Durbin: Illinois Among Finalists in Innovative Race to the Top Education Reform Competition
[WASHINGTON, D.C.] – Assistant Senate Majority Leader Dick Durbin (D-IL) announced today that the Department of Education has named Illinois among nine finalists for a continuation of its Race to the Top competition. The Race to the Top Fund provides competitive grants to encourage and reward states like Illinois that are creating the conditions for education innovation and reform. In 2010, Illinois was a finalist in both rounds of competition, but did not win a grant.
"Maintaining the status quo in our schools is simply not acceptable," said Durbin. "We need to elevate the quality of our schools, improve instruction and boost college graduation rates. We owe it to our children to give them stronger skills to compete in the global economy."
The Department of Education announced that the nine finalist states – Arizona, California, Colorado, Illinois, Kentucky, Louisiana, Pennsylvania, New Jersey and South Carolina – will be eligible to compete for $200 million in additional funds this year.
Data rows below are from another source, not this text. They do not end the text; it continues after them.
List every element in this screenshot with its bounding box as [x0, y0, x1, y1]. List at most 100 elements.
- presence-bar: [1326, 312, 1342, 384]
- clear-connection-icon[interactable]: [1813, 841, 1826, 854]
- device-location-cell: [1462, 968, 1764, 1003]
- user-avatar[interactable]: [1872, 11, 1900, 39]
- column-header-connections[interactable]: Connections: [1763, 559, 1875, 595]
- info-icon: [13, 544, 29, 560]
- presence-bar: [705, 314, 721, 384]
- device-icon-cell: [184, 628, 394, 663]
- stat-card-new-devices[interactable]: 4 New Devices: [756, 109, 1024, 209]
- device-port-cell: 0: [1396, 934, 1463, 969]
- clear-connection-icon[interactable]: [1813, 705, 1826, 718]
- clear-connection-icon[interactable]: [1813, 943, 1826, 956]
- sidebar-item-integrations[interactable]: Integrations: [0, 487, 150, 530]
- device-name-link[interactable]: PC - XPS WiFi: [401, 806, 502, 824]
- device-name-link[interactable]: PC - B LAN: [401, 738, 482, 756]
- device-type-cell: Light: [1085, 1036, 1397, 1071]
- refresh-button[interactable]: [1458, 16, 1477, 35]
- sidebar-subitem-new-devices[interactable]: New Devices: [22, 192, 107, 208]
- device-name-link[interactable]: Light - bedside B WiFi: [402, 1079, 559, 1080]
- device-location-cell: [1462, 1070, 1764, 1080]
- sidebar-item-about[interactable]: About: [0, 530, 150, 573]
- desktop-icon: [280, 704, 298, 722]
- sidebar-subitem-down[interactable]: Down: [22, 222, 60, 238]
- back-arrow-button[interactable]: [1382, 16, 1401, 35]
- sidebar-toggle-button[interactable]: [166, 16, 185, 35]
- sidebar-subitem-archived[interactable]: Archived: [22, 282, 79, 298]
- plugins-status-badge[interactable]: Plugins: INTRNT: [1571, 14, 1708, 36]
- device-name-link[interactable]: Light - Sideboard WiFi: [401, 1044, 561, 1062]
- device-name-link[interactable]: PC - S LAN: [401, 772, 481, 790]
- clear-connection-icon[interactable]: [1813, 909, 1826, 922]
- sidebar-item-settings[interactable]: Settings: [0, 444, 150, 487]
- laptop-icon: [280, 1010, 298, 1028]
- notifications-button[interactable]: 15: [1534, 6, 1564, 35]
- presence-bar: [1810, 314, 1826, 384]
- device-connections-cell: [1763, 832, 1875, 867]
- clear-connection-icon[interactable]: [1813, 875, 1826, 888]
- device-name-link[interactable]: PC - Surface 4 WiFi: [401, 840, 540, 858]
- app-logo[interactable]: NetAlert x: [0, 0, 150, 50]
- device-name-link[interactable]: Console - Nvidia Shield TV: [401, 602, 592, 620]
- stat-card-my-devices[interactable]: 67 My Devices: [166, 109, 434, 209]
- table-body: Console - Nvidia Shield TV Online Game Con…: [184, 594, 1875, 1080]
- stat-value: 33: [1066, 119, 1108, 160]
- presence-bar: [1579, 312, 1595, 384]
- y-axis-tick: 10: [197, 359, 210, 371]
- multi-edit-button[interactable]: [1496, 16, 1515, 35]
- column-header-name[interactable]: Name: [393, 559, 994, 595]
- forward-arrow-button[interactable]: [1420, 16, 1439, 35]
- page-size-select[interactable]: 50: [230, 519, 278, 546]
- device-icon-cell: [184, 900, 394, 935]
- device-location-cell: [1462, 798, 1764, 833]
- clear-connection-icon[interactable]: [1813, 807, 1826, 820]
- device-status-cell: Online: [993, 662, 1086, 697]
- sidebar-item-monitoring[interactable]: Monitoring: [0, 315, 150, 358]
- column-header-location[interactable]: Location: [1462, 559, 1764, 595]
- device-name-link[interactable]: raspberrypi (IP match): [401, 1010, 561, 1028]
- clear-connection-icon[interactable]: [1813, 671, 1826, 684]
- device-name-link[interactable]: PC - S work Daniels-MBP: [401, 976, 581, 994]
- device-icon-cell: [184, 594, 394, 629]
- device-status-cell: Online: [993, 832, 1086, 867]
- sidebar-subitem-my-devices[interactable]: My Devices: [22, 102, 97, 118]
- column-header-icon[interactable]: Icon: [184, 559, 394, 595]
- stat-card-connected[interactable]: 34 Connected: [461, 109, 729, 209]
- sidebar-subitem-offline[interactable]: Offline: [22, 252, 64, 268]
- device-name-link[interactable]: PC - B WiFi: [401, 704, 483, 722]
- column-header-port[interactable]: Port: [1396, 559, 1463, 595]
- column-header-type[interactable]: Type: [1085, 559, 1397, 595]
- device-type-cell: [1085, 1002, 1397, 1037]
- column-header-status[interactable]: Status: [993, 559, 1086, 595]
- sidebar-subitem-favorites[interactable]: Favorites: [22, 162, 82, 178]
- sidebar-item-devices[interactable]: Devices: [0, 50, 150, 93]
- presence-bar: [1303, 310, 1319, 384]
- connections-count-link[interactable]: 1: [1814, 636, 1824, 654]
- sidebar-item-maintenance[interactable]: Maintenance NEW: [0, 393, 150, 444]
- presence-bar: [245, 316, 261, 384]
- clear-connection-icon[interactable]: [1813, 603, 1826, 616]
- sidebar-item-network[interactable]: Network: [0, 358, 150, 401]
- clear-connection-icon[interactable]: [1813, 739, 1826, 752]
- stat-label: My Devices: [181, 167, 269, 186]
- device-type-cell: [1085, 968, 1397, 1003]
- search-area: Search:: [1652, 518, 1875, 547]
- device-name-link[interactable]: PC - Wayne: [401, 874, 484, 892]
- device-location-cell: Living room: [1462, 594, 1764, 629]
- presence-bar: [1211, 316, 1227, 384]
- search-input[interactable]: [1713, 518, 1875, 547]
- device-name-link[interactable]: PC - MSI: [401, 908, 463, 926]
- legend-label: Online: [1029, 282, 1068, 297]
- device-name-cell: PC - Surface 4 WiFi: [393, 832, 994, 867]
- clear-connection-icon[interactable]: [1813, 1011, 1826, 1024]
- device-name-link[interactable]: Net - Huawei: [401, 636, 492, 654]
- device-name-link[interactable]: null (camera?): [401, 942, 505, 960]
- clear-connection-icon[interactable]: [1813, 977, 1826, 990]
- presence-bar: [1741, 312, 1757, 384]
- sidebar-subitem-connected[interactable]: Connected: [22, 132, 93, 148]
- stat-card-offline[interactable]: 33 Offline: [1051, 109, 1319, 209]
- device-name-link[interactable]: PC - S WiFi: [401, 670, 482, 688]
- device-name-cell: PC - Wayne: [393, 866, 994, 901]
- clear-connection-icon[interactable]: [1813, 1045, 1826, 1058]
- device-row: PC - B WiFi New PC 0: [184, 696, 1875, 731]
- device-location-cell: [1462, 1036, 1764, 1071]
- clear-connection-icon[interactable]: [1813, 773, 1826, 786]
As part of the application process, Illinois was asked to document past education reform successes as well as outline plans to extend reforms, build a workforce of highly effective educators, create systems to support student achievement and turn around low-performance schools. Illinois will now work with the U.S. Department of Education to update the blueprint for raising educational quality in the state to reflect a more limited scope of work.
In order to support states, such as Illinois, that have demonstrated capacity and commitment around bold reform plans, the Department will make the $200 million available in a competition among Race to the Top finalists that did not win grants in the first two rounds of the 2010 competition.